Green's equivalences on the bicyclic semigroup.

Question

This is Exercise 2.1.2 of Howie's "Fundamentals of Semigroup Theory".

Definition 1: Consider $B=\Bbb N^0\times \Bbb N^0$ under $$(m, n)(p,q)=(m-n+\max(n, p), q-p+max(n, p))$$. This is the bicyclic semigroup $B$.

The Question:

Show that

a) $(m, n)\mathcal{R} (p, q)$ if and only if $m=p$.

b) $(m, n)\mathcal{L} (p, q)$ if and only if $n=q$.

c) $\mathcal D= \mathcal J= B\times B$.

My Attempt:

a) Suppose $(m, n)\mathcal R (p, q)$. Then there exist $(x, y), (u, v)\in B$ such that $(m, n)(x,y)=(p,q)$ & $(p, q)(u, v)=(m, n)$. Thus $$p=m-n+\max(n, x)\tag{1}$$ & $$q=y-x+\max(n, x)\tag{2}$$ and $$m=p-q+\max(q, u)\tag{3}$$ & $$n=v-u+\max(q, u).\tag{4}$$

Since there are four equations and four unknowns, I suppose I could solve $(1)$ to $(4)$ for $x,y,u,v$ in terms of $m,n,p,q$, but I don't suppose this'll get me far.
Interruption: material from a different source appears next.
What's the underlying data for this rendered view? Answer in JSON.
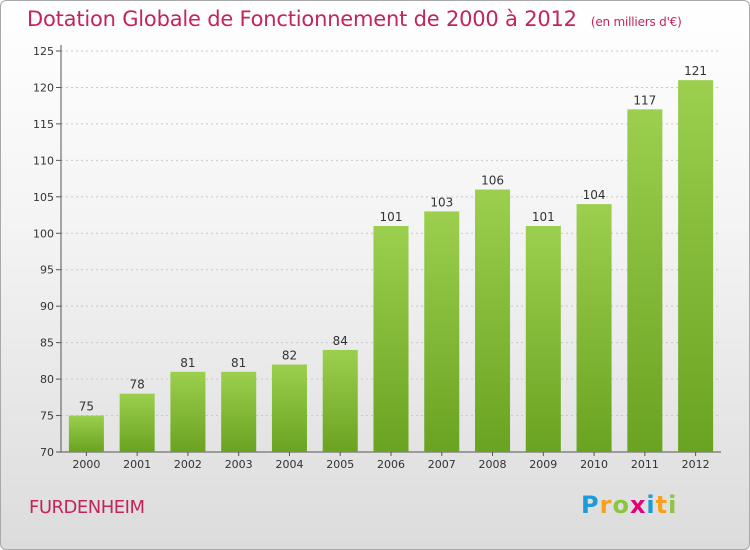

By $(3)$, $$m=\begin{cases} p &: q=\max(q, u) \\ p-q+u &: u=\max(q, u). \end{cases}$$ If $u=\max(q, u)$, then $n=v$ by $(4)$.

That's all I have there.

b) The solution to this should be dual to (a).

c) I'm stuck.

Please help :)

Answer 1

I'll use the more intuitive (for me) description of the bicyclic subgroup as the set of all strings $a^m b^n$, under the operation of composition followed by repeated annihilation of any occurrence of $ba$. Thus:

• (a) Given a string $a^m b^n$ , right-composition lets us add as many $a$s as we want after killing all the $b$s, and then add $b$s back, but we can't remove any of the original $a$s. So $a^m b^n B = \{a^k b^\ell | k \geq m, \ell \in \mathbb{N}_0\}$. Therefore, $a^m b^n B = a^p b^q B$ iff $m = p$.
• (b) Symmetrical.
• (c) $B a^m b^n B = B (a^m b^n B) = B \{a^k b^\ell | k \geq m, \ell \in \mathbb{N}_0\}$. By left-composing $a^k b^\ell$ with a string of $b$s, we can kill as many of the $a$s as we want, so $B a^m b^n B = B$. This means that every element $x \in B$ has the same $BxB$, so $J$ is the everything-to-everything relation $B \times B$. $D$ is defined as $x D y$ iff $(\exists r) x L r \wedge r R y$. In this case, if $x = a^m b^n$ and $y = a^p b^q$, then by our previous results, take $r = a^p b^n$; this shows that $D$ is also everything-to-everything.